Au bout du compte, l’association entre le BPA et le diabète de type 2 semble avérée, mais elle peut être modifiée par un score génétique, c’est-à-dire que certaines populations sont plus vulnérables que d’autres aux effets du BPA.

Les phtalates
Les phtalates sont principalement utilisés comme plastifiant dans les emballages alimentaires, dans la construction, les produits d’hygiène ou pharmaceutiques.

Une importante exposition aux phtalates a été bien documentée chez les Afro-Américains et les populations à bas revenu.

Encore une fois est incriminée la consommation d’aliments préparés ou emballés, et sans doute des habitations délabrées. Par ailleurs, certains produits d’hygiène privilégiés par les Afro-Américaines pourraient être une source d’intoxication.

Plusieurs travaux laissent également à penser qu’il y a un lien entre le diabète et le taux de phtalates, mais nous manquons encore d’études prospectives menées rigoureusement chez des populations considérées comme vulnérables.

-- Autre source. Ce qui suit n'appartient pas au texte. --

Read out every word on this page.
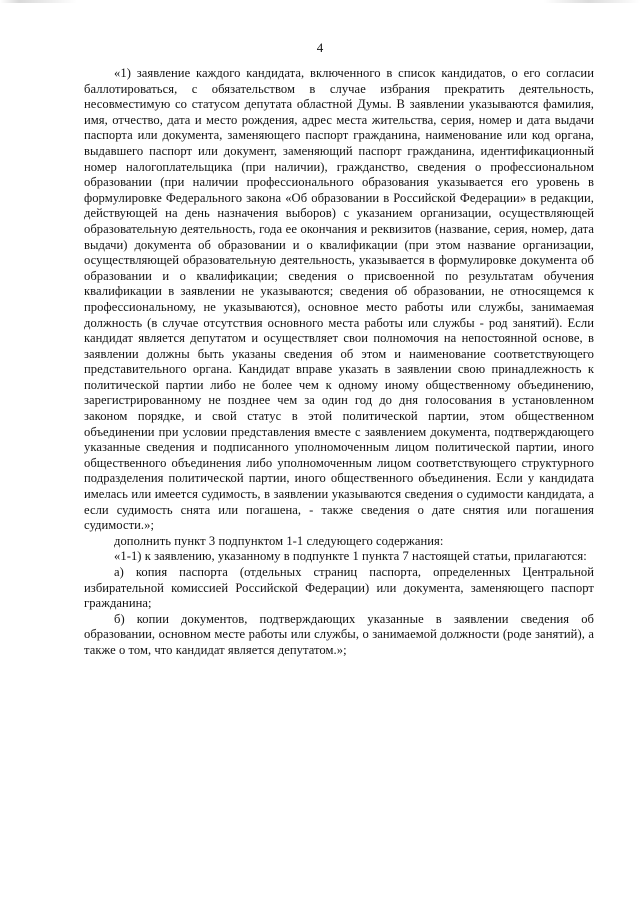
4

«1) заявление каждого кандидата, включенного в список кандидатов, о его согласии баллотироваться, с обязательством в случае избрания прекратить деятельность, несовместимую со статусом депутата областной Думы. В заявлении указываются фамилия, имя, отчество, дата и место рождения, адрес места жительства, серия, номер и дата выдачи паспорта или документа, заменяющего паспорт гражданина, наименование или код органа, выдавшего паспорт или документ, заменяющий паспорт гражданина, идентификационный номер налогоплательщика (при наличии), гражданство, сведения о профессиональном образовании (при наличии профессионального образования указывается его уровень в формулировке Федерального закона «Об образовании в Российской Федерации» в редакции, действующей на день назначения выборов) с указанием организации, осуществляющей образовательную деятельность, года ее окончания и реквизитов (название, серия, номер, дата выдачи) документа об образовании и о квалификации (при этом название организации, осуществляющей образовательную деятельность, указывается в формулировке документа об образовании и о квалификации; сведения о присвоенной по результатам обучения квалификации в заявлении не указываются; сведения об образовании, не относящемся к профессиональному, не указываются), основное место работы или службы, занимаемая должность (в случае отсутствия основного места работы или службы - род занятий). Если кандидат является депутатом и осуществляет свои полномочия на непостоянной основе, в заявлении должны быть указаны сведения об этом и наименование соответствующего представительного органа. Кандидат вправе указать в заявлении свою принадлежность к политической партии либо не более чем к одному иному общественному объединению, зарегистрированному не позднее чем за один год до дня голосования в установленном законом порядке, и свой статус в этой политической партии, этом общественном объединении при условии представления вместе с заявлением документа, подтверждающего указанные сведения и подписанного уполномоченным лицом политической партии, иного общественного объединения либо уполномоченным лицом соответствующего структурного подразделения политической партии, иного общественного объединения. Если у кандидата имелась или имеется судимость, в заявлении указываются сведения о судимости кандидата, а если судимость снята или погашена, - также сведения о дате снятия или погашения судимости.»;

дополнить пункт 3 подпунктом 1-1 следующего содержания:

«1-1) к заявлению, указанному в подпункте 1 пункта 7 настоящей статьи, прилагаются:

а) копия паспорта (отдельных страниц паспорта, определенных Центральной избирательной комиссией Российской Федерации) или документа, заменяющего паспорт гражданина;

б) копии документов, подтверждающих указанные в заявлении сведения об образовании, основном месте работы или службы, о занимаемой должности (роде занятий), а также о том, что кандидат является депутатом.»;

La pollution atmosphérique
Les auteurs de l’étude se sont également penchés sur les possibles relations entre la pollution atmosphérique et le diabète de type 2. La pollution engendrée par la circulation automobile se compose principalement d’oxydes nitriques (NOx), d’ozone et de microparticules. En raison de leurs lieux d’habitation, les populations Afro-Américaines, hispaniques ou économiquement défavorisée, sont largement plus soumises à la pollution.

Proximité des grands axes
De plus en plus d’évidences montrent que cette pollution de l’air joue un rôle dans la dysrégulation glycémique, incluant une résistance à l’insuline. Une étude a également mis en évidence que vivre à moins de 100 mètres d’une route à forte circulation augmentait le risque de développer un diabète de 37 %. Ce risque est particulièrement flagrant chez les Afro-Américaines vivant dans un contexte social défavorisé.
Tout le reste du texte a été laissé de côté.